Je le répète : être pénétré ou pénétrer quelqu’un.e peut être absolument fantastique! Cette pratique peut être jouissive, donner la sensation d’être « rempli.e » (oui, oui) et d’une profonde (no pun intended, quoique…) satisfaction. Elle permet de ressentir une communion et une intimité exceptionnelle avec son ou sa partenaire et peut même être bienfaitrice ou réparatrice. Par exemple, pour la personne qui veut être rassurée par la capacité d’exciter/de se sentir excitée par l’autre et de sentir/montrer son désir ou pour déconstruire une notion de violence qui a été associée à cet acte auparavant.*
Il y a des tas de raisons valides pour en faire une pratique incontournable dans sa vie sexuelle.
Toutefois, elle ne doit pas devenir une obligation pour toustes.
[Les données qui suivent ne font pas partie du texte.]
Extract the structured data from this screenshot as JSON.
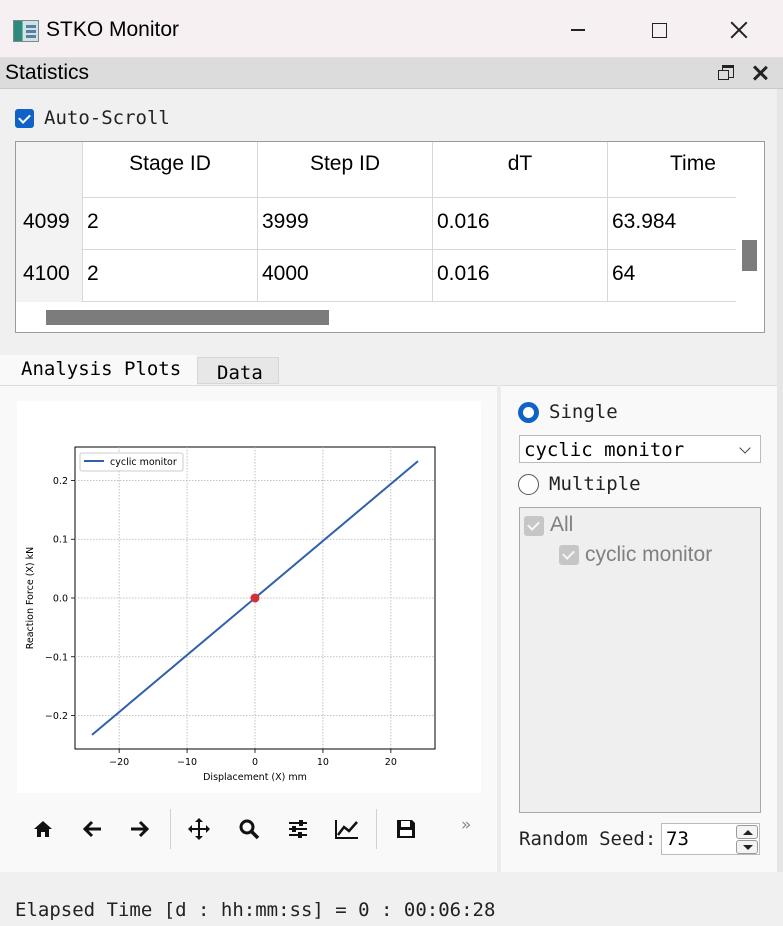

Parce que la pénétration en soi n’a rien de problématique.
C’est d’en faire une norme et d’imposer sa pratique qui l’est.
VARIER SA BOÎTE À OUTILS 🧰
Il reste que, comme sexologue, j’essaie toujours d’amener les gens à avoir une sexualité plus fluide et variée. Car, si on mise uniquement sur la pénétration, le jour où ça ne marche pas ou plus, on fait quoi? Y a-t-il d’autres pratiques et options disponibles ou envisageables? Différentes formes de plaisir ont-elles été intégrées? Parce que rien n’empêche de pratiquer la pénétration ET de s’amuser autrement.
Moment métaphore : on peut voir ça comme un coffre à outils. C’est parfaitement valide de préférer certains outils à d’autres; parce qu’on est habitué à ceux-là, parce qu’on les connaît bien, parce qu’ils sont pratiques et qu’on a du plaisir à les utiliser, etc. Mais s’ils ne sont pas à portée de main (ils sont brisés, le coffre est inaccessible, whatever), il faut savoir se revirer de bord et en trouver d’autres avec lesquels s’organiser.
La sexualité est un peu similaire. À un moment, la pénétration peut sembler la chose la plus excitante au monde pour son, sa, ses partenaire(s) et, à un autre, la dernière pratique qu’iels ont envie de faire. Une journée, une personne avec un pénis est en super forme et sent qu’elle peut durer des heures alors que l’autre, elle tough 5 minutes et c’est déjà pas pire.
Bref, on veut éviter d’avoir une recette toute faite et pouvoir jouer avec les différents ingrédients (yep, la métaphore de la cuisine, à c’t’heure).
Au final, vous l’aurez compris, être dans l’ouverture, l’exploration et éviter une trop grande rigidité (à part vous savez où😏), c’est toujours mieux. Ça ouvre des portes vers d’autres horizons et ça permet de réinventer la sexualité à sa guise. (Sans oublier que ça peut aider à contrer la routine qui fait peur à tant de gens.)
Alors, allez-y, ayez du fun avec la pénétration! L’important, c’est d’avoir une sexualité qui vous ressemble, qui vous plaît et qui vous amène du plaisir. Et, surtout, que vous choisissez et qui ne vous est pas imposée.
* Cela dépend évidemment de nombreux éléments comme la dynamique relationnelle, l’impact des traumas, le travail thérapeutique fait en amont, etc.